White God (2014)
7/10
Hasta la vizsla, baby!
22 September 2015
Warning: Spoilers
A rewarding film if you don't expect too much. Even the scenes that don't involve an enormous pack of dogs rampaging through the streets of Budapest or smaller bands of doggy commandos hunting down their human vics have an unreal, fairytale quality. When 13-year-old Lili is separated from her beloved Hagen (great work by Luke and Body, a couple of strays from Arizona), the two subplots may seem a little shaky on their own, but the final scene, when they're reunited, is a moment of real transcendence.

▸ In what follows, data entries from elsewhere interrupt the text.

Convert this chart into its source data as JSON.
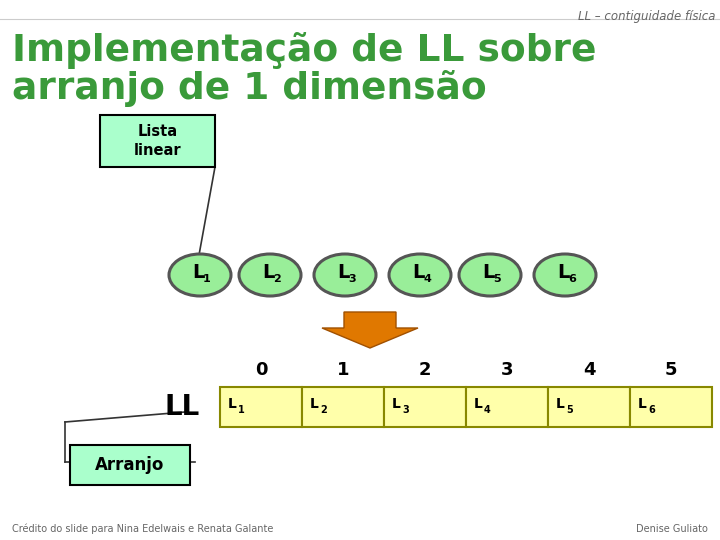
{
  "bg_color": "#ffffff",
  "title_line1": "Implementação de LL sobre",
  "title_line2": "arranjo de 1 dimensão",
  "title_color": "#3a9a3a",
  "header_text": "LL – contiguidade física",
  "header_color": "#666666",
  "lista_label": "Lista\nlinear",
  "lista_box_facecolor": "#aaffcc",
  "lista_box_edgecolor": "#000000",
  "arranjo_label": "Arranjo",
  "arranjo_box_facecolor": "#aaffcc",
  "arranjo_box_edgecolor": "#000000",
  "ll_label": "LL",
  "ll_color": "#000000",
  "ellipse_fill": "#99ee99",
  "ellipse_edge": "#555555",
  "ellipse_labels": [
    "L1",
    "L2",
    "L3",
    "L4",
    "L5",
    "L6"
  ],
  "arrow_fill": "#e07800",
  "arrow_edge": "#a05000",
  "array_fill": "#ffffaa",
  "array_edge": "#888800",
  "array_indices": [
    "0",
    "1",
    "2",
    "3",
    "4",
    "5"
  ],
  "array_labels": [
    "L1",
    "L2",
    "L3",
    "L4",
    "L5",
    "L6"
  ],
  "credit_left": "Crédito do slide para Nina Edelwais e Renata Galante",
  "credit_right": "Denise Guliato",
  "credit_color": "#666666"
}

The fuzzy political allegory and the echoes of Hungary's tragic history are somewhat less engaging, IMHO: gun-toting dogcatchers making like an SS Einsatzgruppe, escapees from the dog pound taking to the streets against impossible odds like the heroic rebels of '56, a Roma character ("gyppo" in the subtitles) being cheated and reviled, a downsized professor (Lili's father) demoted to a menial job, even the stray allusions to Liszt and Wagner; could it really be true that owners of "non-Hungarian" dogs have to pay a special tax? (As with other films from this part of the world, you may not be able to tell whether what you're watching is meant to be straightforward realism or some sort of surrealist fantasy.) Horror aficionados will be disappointed by the reticent editing style--FX are limited, and no humans actually had their throats slashed in the making of this film.

TL;DR: fine performances and gorgeous cinematography, an epic feat of dog-wrangling. Even if you're tempted to bail, hang on till that final scene.